To identify severe forms and establish early treatment that improves survival, the Maddrey discriminative function (DF) is used. A Maddrey FD >32 identifies severe forms and is an indication to start cortisone (or pentoxifylline). In the absence of treatment, the spontaneous survival of patients with severe AAH is 50-65% per month. For now, early liver transplantation is reserved for selected patients.
> 4.2. Alcohol withdrawal syndrome
Another possible complication of IAA is SAA. It is a clinical entity characterized by autonomic hyperactivity (tremor, anxiety, hyperreflexia, hypertension, tachycardia, fever) that usually develops within 6 to 24 h after abrupt discontinuation or reduction of alcohol consumption in patients with ED.
It is noteworthy to underline that IAA treatment could precipitate SAA due to the effect of drugs that promote alcohol metabolism and elimination.

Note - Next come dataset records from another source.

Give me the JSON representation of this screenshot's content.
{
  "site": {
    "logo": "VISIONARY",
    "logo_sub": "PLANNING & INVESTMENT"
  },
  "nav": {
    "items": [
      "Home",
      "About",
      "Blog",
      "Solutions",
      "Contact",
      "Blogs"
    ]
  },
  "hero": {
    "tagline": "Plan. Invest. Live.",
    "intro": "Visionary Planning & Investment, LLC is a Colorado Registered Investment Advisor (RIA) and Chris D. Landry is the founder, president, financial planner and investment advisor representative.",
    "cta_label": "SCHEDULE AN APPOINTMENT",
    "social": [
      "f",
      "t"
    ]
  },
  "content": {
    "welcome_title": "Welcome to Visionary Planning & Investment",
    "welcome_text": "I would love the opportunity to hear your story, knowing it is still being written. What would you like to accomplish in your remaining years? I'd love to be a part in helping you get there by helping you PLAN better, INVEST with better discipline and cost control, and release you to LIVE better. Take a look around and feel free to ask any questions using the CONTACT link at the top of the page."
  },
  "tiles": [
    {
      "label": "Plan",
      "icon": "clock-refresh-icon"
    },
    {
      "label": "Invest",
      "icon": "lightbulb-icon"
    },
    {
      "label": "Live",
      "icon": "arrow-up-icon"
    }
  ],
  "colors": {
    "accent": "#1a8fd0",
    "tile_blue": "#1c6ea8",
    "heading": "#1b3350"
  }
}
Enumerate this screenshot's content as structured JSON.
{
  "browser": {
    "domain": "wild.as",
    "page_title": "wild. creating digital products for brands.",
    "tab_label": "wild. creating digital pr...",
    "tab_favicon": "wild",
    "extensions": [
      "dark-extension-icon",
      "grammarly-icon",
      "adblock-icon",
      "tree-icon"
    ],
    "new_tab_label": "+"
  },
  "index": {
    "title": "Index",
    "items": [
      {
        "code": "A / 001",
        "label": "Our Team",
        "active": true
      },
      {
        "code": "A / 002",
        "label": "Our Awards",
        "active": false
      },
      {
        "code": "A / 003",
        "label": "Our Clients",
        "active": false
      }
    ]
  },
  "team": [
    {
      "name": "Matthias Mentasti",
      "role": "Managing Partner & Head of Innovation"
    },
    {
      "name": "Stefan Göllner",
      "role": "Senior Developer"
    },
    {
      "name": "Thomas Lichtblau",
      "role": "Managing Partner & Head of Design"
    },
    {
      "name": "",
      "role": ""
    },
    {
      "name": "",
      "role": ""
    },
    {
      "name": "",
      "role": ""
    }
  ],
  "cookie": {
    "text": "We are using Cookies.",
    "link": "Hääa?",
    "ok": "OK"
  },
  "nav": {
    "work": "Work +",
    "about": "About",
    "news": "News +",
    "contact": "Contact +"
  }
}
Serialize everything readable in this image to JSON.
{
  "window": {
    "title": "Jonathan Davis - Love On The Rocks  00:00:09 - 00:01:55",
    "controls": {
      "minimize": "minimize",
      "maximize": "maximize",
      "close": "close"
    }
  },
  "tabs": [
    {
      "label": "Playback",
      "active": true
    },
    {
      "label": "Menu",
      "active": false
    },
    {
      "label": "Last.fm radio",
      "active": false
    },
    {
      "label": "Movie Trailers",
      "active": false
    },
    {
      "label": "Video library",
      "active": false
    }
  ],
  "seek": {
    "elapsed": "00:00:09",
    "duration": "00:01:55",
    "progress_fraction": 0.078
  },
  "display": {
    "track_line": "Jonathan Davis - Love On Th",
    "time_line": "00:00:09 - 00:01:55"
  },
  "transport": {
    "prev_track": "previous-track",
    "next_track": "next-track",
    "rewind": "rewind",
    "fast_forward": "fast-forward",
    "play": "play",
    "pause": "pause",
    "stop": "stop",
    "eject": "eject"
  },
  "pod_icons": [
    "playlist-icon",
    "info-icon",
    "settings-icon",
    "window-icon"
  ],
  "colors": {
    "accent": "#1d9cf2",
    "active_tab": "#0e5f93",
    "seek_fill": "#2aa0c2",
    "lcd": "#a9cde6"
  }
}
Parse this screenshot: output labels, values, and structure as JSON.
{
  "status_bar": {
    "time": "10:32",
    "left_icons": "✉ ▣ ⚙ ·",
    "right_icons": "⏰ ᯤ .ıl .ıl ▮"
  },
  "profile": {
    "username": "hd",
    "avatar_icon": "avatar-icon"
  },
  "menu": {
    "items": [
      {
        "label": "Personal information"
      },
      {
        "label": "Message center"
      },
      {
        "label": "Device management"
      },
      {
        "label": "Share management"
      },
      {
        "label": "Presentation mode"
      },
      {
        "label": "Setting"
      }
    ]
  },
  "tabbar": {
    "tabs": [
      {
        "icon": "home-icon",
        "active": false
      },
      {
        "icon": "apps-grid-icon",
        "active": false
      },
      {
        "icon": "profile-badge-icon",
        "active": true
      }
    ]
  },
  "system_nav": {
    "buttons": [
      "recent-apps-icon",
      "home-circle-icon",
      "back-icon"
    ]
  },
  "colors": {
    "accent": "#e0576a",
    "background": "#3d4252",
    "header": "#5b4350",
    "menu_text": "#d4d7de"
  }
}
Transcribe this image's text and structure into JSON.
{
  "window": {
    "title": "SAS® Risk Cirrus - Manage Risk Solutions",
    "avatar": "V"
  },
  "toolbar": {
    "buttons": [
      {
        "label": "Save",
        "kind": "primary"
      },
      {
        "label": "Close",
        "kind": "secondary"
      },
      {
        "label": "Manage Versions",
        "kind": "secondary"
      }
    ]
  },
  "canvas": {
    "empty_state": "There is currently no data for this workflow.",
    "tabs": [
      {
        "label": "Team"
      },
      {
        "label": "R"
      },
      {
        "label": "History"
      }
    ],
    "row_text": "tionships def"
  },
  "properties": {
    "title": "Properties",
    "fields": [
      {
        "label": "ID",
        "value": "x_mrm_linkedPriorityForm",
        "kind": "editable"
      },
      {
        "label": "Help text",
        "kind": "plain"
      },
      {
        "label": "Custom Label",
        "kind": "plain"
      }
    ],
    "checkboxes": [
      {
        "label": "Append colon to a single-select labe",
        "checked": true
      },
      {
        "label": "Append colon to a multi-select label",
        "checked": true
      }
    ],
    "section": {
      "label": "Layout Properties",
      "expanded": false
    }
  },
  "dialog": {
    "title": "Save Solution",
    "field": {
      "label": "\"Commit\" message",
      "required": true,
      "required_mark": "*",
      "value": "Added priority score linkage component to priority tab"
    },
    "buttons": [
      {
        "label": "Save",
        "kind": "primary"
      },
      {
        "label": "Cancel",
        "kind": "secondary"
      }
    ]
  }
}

Thus, strict monitoring of the clinical and neurological status of patients is required, particularly those subjects with a known history of ED or repeated attendance at the emergency department for AAI.
The use of clinical assessment scales (CIWA-Ar or AWS) for SAA can help initiate specific treatment to reduce the risk of progression to severe forms of SAA (seizures, depression, coma and death). . The gold standard treatment of AAS is the administration of benzodiazepines, among which long-acting ones such as diazepam and chlordiazepoxide are preferred. In patients with hepatic impairment, oxazepam or lorazepam may be chosen due to their shorter half-life and absence of active metabolites.
> 4.3. Alcohol use disorder
Patients presenting with IAA should be screened for underlying ED. The two most used detection tests for this are:
a) The Alcohol Use Disorders Identification Test (AUDIT) which helps identify risk behaviors for EDs, harmful alcohol use and ED itself.
b) The "Cut Down, Annoyed, Guilty, Eye-opener" (CAGE): a highly sensitive, short and easily applicable instrument for ED in clinical practice. In addition to IAA treatment, ED patients should begin a multidisciplinary drinking cessation program, which combines psychosocial and pharmacological interventions. Currently, different pharmacotherapies are available for ED. Some of them, such as disulfiram, acamprosate, naltrexone and nalmefene, have been approved by the FDA and/or the European Medicines Agency while others, such as sodium oxybate, baclofen, topiramate, lagabapentin and varenicline, are being evaluated. . On the other hand, there are new valid techniques such as transcranial magnetic stimulation for patients with ED who are intolerant or unresponsive to pharmacological therapies.